Воспоминания ничуть его не тешили; он говорил о них с неохотой, но и молчать не мог; в недомолвках, вскользь оброненных замечаниях, в попытках что-то утаить проступала его неудовлетворенность, как если бы все прошедшее — кажущийся шумный успех, эфемерная иллюзия власти, редкие мелодичные звуки, пробившиеся сквозь мирской гул, — не смогло утолить его жажду: ни то, что он пережил, ни то, что успел рассказать. С сожалением или без, но рассуждать он мог лишь об этом, молчать же было невмоготу. Он получил меньше, чем жаждал: обнаженные танцовщицы прекрасны, послушны звукам поющей лиры, но не все они принадлежат вам, когда музыка смолкает; у лиры только семь струн, и, если б даже было больше, ей не выразить всего, о чем шепчет ветер, о чем болит сердце; в тот момент в нем говорил мужчина, но он был не просто мужчиной и не только музыкантом. Что до его баллад, в них пелось не о жасмине, что цвел когда-то в Смирне, в июне, когда вам было двадцать и улыбнувшаяся патрицианка ждала вас к назначенному часу, и вы уже успели прикоснуться к ее плечам, и к ярко-желтому платью, и к коже, что белее жасмина. Нет, в них пелось о жасмине вообще или, хуже того, о жасмине, что нюхал вчера, не придавая тому значения, слушающий вас человек. Наверное, музыканту стало безразлично, торговать ли сардинами в Антиохии иль продавать свои ритурнели проконсулам.

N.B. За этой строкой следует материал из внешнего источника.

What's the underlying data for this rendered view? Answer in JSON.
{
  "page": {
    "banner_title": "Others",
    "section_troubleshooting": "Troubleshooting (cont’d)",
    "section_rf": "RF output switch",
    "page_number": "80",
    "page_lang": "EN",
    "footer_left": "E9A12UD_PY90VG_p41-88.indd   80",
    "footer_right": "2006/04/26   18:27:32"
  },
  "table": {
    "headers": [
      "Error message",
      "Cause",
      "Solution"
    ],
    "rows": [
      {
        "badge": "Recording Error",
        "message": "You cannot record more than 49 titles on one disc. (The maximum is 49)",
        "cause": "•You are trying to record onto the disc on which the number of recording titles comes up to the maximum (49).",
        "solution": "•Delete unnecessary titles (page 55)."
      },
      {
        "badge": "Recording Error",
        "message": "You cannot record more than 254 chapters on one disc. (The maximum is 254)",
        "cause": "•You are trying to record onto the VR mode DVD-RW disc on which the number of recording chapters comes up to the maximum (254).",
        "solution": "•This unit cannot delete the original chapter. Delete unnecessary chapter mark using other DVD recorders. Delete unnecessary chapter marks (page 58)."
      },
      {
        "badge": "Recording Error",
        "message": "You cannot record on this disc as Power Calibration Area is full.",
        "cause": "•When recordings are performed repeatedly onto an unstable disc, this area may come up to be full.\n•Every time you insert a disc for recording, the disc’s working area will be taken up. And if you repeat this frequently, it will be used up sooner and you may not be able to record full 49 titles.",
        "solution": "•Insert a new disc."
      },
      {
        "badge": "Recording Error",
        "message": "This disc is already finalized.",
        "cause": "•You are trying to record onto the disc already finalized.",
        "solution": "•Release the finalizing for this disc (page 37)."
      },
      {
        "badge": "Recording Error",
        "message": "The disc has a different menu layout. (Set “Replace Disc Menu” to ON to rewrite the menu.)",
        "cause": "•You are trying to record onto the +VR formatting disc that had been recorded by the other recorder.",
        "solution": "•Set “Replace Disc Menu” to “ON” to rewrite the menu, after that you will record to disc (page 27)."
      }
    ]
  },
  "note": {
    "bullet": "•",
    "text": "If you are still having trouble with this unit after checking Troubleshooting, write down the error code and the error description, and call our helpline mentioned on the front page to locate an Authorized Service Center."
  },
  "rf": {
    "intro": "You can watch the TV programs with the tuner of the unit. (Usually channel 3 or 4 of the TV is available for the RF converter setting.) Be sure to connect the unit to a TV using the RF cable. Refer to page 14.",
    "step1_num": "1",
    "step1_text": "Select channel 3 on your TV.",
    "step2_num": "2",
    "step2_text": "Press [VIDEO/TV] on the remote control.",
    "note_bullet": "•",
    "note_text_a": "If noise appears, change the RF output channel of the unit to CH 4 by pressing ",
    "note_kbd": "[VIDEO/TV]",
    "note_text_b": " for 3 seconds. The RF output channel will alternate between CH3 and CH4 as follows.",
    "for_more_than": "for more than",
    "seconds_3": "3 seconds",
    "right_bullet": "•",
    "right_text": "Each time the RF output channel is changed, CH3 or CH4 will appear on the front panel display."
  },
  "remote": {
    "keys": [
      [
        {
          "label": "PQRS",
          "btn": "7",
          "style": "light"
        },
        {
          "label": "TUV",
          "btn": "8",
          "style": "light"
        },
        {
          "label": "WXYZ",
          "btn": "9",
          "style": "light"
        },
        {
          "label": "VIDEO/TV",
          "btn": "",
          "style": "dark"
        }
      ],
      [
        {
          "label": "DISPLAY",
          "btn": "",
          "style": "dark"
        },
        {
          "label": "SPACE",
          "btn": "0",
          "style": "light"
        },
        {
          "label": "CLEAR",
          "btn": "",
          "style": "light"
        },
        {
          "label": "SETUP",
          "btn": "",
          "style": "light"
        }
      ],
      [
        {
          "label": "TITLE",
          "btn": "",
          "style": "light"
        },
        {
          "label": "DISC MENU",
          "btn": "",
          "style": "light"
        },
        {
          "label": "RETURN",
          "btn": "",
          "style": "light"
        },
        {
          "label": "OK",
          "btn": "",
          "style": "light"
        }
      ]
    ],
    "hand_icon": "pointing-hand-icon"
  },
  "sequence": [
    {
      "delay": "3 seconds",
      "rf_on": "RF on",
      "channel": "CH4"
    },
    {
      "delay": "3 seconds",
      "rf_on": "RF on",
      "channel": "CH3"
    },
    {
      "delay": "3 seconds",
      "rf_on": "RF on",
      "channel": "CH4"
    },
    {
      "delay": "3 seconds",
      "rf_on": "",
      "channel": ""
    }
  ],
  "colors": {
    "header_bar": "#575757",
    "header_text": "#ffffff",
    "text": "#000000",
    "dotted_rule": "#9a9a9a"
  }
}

Случалось, я тоже начинал говорить, когда он замолкал; я рассказывал ему о Равенне, о ее осторожном дворе, о власти и моих юношеских аппетитах; я поведал ему о своем детстве. Не знаю, слушал ли он. Но однажды на широком склоне по левую руку от нас лучи заходящего солнца играли на стальной листве густой оливковой рощи, одевая в чешуйчатые доспехи бездвижные оливковые легионы, подобно готским катафрактам[13]; а потом легкий ветерок привел в движенье эту армию, которая все равно не могла бы одержать победу над ночью; и низкорослые ослики послушно семенили меж деревьями; и я вдруг заговорил о Плацидии. О смуглокожей беспощадной Плацидии, которая умудрилась свести в могилу готского короля и галльского патриция и теперь делила ложе со своим братом Гонорием и правила вместо него Западной империей. Я рассказал о моей первой встрече с этой статуей, с этой пирамидой из дамасского шелка, золототканой парчи, жемчугов и драгоценных каменьев, посреди которых сверкали глаза; эти глаза и были Империей. Оливковые деревья слились в темную массу, в небе начали зажигаться звезды. Он повернулся ко мне и смотрел на меня в темноте не мигая; набрав в легкие воздуха, он произнес: «Я пел эпиталаму [14]на ее свадьбе с готским царем Атаульфом».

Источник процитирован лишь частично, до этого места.